Well i have a data and i want to get alerted when we hav spike in 5xx errors corresponding to endpoints. All endpoints have different trend of 5xx errors in general. And traffic also is variable depending on day and night. So if traffic is more than we will probably see more 5xx compared to the one when traffic is low.
I tried to use interquartile range method to check for outliers but I doubt the usage of that as when traffic is going to increase them it will alert without any reason.
Is there any other apt way to do that.
Index= rxc sourcetype=rxcapp status=5* endpoint=*| stats count as error by status
This would be my base query
I tried using below but then traffic is variable so in morning time there will be a little more errors than at night in such case this alert is always going to trigger and create spam
Is there ny better way to work with dynamic thresholds like may be calculating percentage change but then how to decide threshold in that case
Index= rxc sourcetype=rxcapp status=5* endpoint=* earliest=-20m@m latest=now| bucket _time span=2m|stats count as error by_time status endpoint| streamstats median (error) as med p75(error) as p75 p25(error) as p245 by status endpoint| eval iqr=(p75-p25)| eval lower=(med-iqr*1.5) | eval upper=(med+iqr*1.5)| where error>upper| fields _time endpoint error status upper lower med iqr
There are lots of ways to do this, and you probably are not going to want to do it based on a rolling window.

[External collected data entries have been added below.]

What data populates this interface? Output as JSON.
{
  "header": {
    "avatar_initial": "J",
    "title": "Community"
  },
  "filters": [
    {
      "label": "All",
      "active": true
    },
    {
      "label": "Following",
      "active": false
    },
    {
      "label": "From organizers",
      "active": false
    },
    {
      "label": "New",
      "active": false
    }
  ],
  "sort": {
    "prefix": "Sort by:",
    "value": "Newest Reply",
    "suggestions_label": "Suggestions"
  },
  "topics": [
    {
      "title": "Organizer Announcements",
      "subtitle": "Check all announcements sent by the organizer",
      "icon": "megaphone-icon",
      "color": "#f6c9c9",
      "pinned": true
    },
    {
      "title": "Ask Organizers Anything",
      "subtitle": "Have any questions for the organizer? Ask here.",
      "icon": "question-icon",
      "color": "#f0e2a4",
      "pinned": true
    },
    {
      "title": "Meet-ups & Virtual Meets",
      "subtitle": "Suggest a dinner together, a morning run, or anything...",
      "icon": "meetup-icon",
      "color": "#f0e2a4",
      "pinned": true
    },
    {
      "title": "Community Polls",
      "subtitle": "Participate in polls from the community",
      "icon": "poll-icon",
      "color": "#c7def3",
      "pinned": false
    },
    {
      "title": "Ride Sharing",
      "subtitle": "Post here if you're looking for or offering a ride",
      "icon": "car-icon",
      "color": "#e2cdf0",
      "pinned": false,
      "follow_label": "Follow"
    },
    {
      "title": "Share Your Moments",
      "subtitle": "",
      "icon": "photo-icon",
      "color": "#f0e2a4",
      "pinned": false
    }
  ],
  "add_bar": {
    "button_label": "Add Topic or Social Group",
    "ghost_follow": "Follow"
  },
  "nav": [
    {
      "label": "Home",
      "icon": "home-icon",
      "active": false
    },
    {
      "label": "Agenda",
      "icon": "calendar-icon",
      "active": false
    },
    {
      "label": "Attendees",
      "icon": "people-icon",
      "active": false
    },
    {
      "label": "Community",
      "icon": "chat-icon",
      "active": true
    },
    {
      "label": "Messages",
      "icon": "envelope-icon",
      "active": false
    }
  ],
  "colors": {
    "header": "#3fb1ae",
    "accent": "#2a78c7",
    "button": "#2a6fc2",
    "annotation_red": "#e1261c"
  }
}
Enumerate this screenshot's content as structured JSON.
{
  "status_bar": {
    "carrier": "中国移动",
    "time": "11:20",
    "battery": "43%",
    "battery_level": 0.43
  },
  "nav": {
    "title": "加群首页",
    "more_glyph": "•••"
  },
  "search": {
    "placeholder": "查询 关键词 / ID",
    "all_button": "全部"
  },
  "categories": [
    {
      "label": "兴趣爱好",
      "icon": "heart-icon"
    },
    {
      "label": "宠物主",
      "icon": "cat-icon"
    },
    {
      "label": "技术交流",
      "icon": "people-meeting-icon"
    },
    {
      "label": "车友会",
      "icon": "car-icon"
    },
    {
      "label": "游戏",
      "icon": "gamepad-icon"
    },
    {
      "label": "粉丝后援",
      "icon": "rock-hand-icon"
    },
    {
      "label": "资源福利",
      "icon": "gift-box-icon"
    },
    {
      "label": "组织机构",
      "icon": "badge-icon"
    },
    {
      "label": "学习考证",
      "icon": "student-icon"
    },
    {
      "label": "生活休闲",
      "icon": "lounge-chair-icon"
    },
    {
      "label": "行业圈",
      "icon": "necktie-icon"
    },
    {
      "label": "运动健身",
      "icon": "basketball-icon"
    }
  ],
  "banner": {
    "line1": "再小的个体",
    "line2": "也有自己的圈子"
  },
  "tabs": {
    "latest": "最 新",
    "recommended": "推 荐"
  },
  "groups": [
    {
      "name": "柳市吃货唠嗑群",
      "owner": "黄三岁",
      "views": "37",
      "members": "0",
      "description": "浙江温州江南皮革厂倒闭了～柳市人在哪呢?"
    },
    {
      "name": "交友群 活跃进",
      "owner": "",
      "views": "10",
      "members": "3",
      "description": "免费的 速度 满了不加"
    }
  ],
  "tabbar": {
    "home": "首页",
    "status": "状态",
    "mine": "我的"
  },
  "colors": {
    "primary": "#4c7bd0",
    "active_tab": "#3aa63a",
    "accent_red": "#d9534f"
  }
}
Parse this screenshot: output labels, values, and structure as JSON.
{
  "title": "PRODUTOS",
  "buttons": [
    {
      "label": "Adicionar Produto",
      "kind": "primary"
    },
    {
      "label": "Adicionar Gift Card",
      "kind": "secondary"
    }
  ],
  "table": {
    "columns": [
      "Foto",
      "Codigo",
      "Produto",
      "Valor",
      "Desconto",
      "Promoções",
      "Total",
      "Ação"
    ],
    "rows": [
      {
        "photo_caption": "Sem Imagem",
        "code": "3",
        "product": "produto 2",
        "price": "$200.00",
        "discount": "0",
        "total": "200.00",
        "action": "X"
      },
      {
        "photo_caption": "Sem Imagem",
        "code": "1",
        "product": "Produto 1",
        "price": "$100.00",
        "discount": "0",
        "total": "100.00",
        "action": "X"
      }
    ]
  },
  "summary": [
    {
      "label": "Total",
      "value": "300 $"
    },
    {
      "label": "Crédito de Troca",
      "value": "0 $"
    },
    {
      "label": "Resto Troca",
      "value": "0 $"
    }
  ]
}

Typically, what we do in this situation is to create a summary index and keep track of the typical rates for any given time of day (and any other characteristics you want to consider, such as weekends or holidays.)
So, let's suppose we use a metric index for this, and we have three dimensions - the endpoint name, a weekday/weekend flag, and the hour of the day.
Every night, you load the summary data for the prior day into the metric index, and right after that you can calculate the p90 for each endpoint for the last 30-90 days for each hour and each weekday/weekend flag, then putting the result into a lookup.
Thus, you can just read the lookup to find out what your daily threshold is.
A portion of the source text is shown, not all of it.